20. The agreement has been duly proved by the plaintiff by examining Mr. SC Sharma, Advocate who dratted the agreement and also signed it

and attested it and also by examining Narinder Singh witness of the agreement. Similarly endorsement of extension of date of execution of sale

deed has been duly proved by the plaintiff. The plaintiff himself has also stepped into witness box. In these circumstances, testimony of Narinder

Singh cannot be discarded in toto merely on the ground that initially he denied his relationship with plaintiff. On the contrary, testimony of Narinder

Singh is corroborated by testimony of Mr. SC Sharma, Advocate (an independent witness) who also made entry of the agreement in his register

and also by testimony of the plaintiff himself.

21. As regards readiness and willingness of the plaintiff, the very fact that he had filed suit on 6.10.1998 without any delay would depict that he has

always been ready and willing to perform his part of the contract.
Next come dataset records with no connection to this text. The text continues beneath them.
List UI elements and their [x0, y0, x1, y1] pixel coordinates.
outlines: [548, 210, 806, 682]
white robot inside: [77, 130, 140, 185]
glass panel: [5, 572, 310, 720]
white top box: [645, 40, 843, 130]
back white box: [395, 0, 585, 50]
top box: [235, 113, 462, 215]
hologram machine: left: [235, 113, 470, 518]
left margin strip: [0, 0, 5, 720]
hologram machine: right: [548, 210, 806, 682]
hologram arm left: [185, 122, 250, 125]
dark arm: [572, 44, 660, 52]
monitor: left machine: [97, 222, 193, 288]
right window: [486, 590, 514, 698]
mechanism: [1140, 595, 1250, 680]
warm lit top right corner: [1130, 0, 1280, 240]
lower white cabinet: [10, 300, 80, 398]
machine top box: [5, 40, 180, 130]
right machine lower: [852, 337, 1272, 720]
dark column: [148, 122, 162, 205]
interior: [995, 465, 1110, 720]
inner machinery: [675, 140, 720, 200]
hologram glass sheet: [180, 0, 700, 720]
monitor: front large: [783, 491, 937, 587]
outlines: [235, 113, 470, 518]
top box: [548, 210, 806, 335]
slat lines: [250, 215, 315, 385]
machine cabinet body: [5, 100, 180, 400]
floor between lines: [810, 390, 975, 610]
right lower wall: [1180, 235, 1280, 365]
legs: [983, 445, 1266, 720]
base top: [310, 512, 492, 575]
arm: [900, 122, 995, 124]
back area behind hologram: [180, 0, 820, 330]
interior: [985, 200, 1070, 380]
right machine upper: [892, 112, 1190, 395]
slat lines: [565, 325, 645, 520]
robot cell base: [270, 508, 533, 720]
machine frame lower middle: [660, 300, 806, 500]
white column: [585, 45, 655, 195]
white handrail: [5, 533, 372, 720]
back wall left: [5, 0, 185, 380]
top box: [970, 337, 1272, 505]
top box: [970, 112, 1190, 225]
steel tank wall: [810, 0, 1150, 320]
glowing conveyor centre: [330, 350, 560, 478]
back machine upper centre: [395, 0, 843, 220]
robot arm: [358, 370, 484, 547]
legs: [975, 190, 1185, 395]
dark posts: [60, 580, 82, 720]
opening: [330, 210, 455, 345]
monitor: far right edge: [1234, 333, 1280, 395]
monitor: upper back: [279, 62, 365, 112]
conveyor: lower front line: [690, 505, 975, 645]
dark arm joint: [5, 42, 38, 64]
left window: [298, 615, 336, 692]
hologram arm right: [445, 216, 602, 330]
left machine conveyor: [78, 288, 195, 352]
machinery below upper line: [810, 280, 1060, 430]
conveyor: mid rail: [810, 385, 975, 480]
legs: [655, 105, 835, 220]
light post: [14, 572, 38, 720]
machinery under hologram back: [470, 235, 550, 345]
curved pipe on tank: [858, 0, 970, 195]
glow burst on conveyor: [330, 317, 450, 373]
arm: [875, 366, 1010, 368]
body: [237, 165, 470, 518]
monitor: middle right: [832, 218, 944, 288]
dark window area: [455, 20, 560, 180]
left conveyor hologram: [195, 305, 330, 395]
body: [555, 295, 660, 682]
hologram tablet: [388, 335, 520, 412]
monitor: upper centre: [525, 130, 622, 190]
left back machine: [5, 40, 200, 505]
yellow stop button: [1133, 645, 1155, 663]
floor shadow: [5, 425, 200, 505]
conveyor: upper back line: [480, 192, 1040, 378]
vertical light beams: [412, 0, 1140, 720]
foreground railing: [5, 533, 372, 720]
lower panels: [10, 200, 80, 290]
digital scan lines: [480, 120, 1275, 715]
He had also served notice dated 29.8.1998 on defendant no. 1 before filing the

suit. Consequently, readiness and willingness of the plaintiff to perform his part of the contract is fully established.

22. Contention of counsel for the appellant that Dharam Raj husband and attorney of defendant no. 1 was competent witness has to be accepted.

He was signatory to the agreement and is also husband and attorney of defendant no. I and had personal knowledge of the facts to be deposed.

Consequently, his testimony cannot be discarded merely because defendant no. 1 herself has not appeared in the witness box.

23. Relief of specific performance cannot be declined to the plaintiff merely because he has himself not signed the agreement because execution of

agreement between the parties stands admitted even by defendant no. 1. For the reasons aforesaid, I find no merit in this second appeal. No

question of law much less substantial question of law arises for adjudication in this second appeal. The suit of the plaintiff has been rightly decreed

by the learned lower appellate court. The instant appeal is, therefore, dismissed.